I have really fallen for these fish - thinking about bidding on them in a fish auction. Are they very aggressive and would they be good tankmates for the ones I have? Its a 55 gallon with 12 fish currently:
5 kenyii lombardoi ( 2 male/ 3 female)- I know these can be aggressive
3 ps. elongatus
4 lab. caeruleus

I heard I should overpopulate to reduce aggression, just not sure with what.
thanks!


----------



## FishandFire (Jul 2, 2007)

I have ZLP's in a tank with different mbuna, peacocks, and haps. Aggression is very minimal in the tank. I lost my dominant male ZLP not too long ago. When he was breeding he could be a royal pain, but that's pretty typical with cichlids. I have not had experience with kenyi, but I would believe that they would be more dominant than the ZLP.


----------



## cichlidaholic (Dec 7, 2005)

Typical zebra aggression, nothing above normal...

And I wouldn't be anywhere near as concerned about keeping the long pelvics in this size tank as I would the kenyi that you already have. :wink:

Kim


----------



## offthedeepend (Apr 7, 2008)

yes I have since found out about the Kenyii - but I have them now (the LFS which specializes in cichlids was NO help in choosing species). My question is should I add in MORE fish in hopes of reducing aggression or leave it at 12 fish??

thanks!


----------



## cichlidaholic (Dec 7, 2005)

I'm just not sure I would add any other Pseudotropheus to the tank.

I think if you want to try (and it will be difficult) to get some semblance of peace in the tank, you'll have to remove at least one of the kenyi males.

Ps. zebra Long pelvics are great fish, but in a 55G tank, planning to keep the fish you currently have, I wouldn't add another species. (Have you seen the females?
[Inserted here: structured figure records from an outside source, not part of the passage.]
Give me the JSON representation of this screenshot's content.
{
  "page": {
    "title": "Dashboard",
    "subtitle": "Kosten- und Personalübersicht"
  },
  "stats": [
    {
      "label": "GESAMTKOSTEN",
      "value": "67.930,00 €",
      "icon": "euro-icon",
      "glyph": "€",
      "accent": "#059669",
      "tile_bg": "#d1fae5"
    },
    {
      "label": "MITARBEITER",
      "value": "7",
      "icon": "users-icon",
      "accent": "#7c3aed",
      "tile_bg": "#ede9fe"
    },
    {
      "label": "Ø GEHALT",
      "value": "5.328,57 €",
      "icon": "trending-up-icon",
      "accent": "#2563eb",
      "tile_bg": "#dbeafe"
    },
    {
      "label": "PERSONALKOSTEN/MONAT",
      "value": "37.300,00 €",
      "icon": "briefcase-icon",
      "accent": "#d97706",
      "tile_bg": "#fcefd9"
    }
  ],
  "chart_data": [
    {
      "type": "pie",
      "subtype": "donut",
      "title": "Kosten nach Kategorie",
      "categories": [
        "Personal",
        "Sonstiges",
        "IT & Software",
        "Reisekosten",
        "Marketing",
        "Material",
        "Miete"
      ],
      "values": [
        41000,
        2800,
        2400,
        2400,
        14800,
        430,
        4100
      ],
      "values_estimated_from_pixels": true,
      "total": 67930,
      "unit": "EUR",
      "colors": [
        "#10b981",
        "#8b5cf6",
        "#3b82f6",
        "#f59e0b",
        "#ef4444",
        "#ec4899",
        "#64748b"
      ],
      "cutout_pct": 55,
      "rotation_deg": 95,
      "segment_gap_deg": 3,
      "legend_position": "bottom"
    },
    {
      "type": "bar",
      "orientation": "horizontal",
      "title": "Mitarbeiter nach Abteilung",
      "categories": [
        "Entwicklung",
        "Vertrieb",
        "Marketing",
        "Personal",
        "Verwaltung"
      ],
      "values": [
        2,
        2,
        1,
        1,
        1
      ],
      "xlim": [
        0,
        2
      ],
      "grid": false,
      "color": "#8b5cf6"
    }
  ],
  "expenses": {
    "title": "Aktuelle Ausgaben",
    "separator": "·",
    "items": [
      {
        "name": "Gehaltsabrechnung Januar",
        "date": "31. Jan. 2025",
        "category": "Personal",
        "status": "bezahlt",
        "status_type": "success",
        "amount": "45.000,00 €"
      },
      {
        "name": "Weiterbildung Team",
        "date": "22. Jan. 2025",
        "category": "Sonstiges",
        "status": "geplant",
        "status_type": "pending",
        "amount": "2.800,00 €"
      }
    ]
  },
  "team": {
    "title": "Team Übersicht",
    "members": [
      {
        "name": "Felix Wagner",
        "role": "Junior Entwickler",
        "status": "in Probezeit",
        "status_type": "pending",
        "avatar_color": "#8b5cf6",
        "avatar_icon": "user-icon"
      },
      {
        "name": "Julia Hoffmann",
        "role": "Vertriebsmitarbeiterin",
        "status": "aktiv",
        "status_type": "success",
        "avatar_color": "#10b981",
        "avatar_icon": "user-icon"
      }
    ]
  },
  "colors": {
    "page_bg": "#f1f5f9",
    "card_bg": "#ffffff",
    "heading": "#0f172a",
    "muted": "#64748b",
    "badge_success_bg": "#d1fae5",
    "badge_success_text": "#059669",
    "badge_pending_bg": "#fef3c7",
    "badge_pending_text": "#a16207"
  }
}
They are really a drab fish, so you would only gain the male as far as colour goes...)

I would expand my Yellow labs and elongatus to larger groups, and remove a kenyi male. The yellow labs will be more enjoyable in a larger group.

Or if you're really sold on the zebra long pelvics, replace the elongatus with them. :thumb:

Kim


----------



## offthedeepend (Apr 7, 2008)

you are probably right to remove the kenyii male- that should be fun- catching him. The LFS will take him - no real money or exchange in trade though. I guess I will keep the labs and add to them, say up to 8? keep the p. elongatus, I think they might be all males though. and keep the 3 female - one male kenyii.
thanks for the input


----------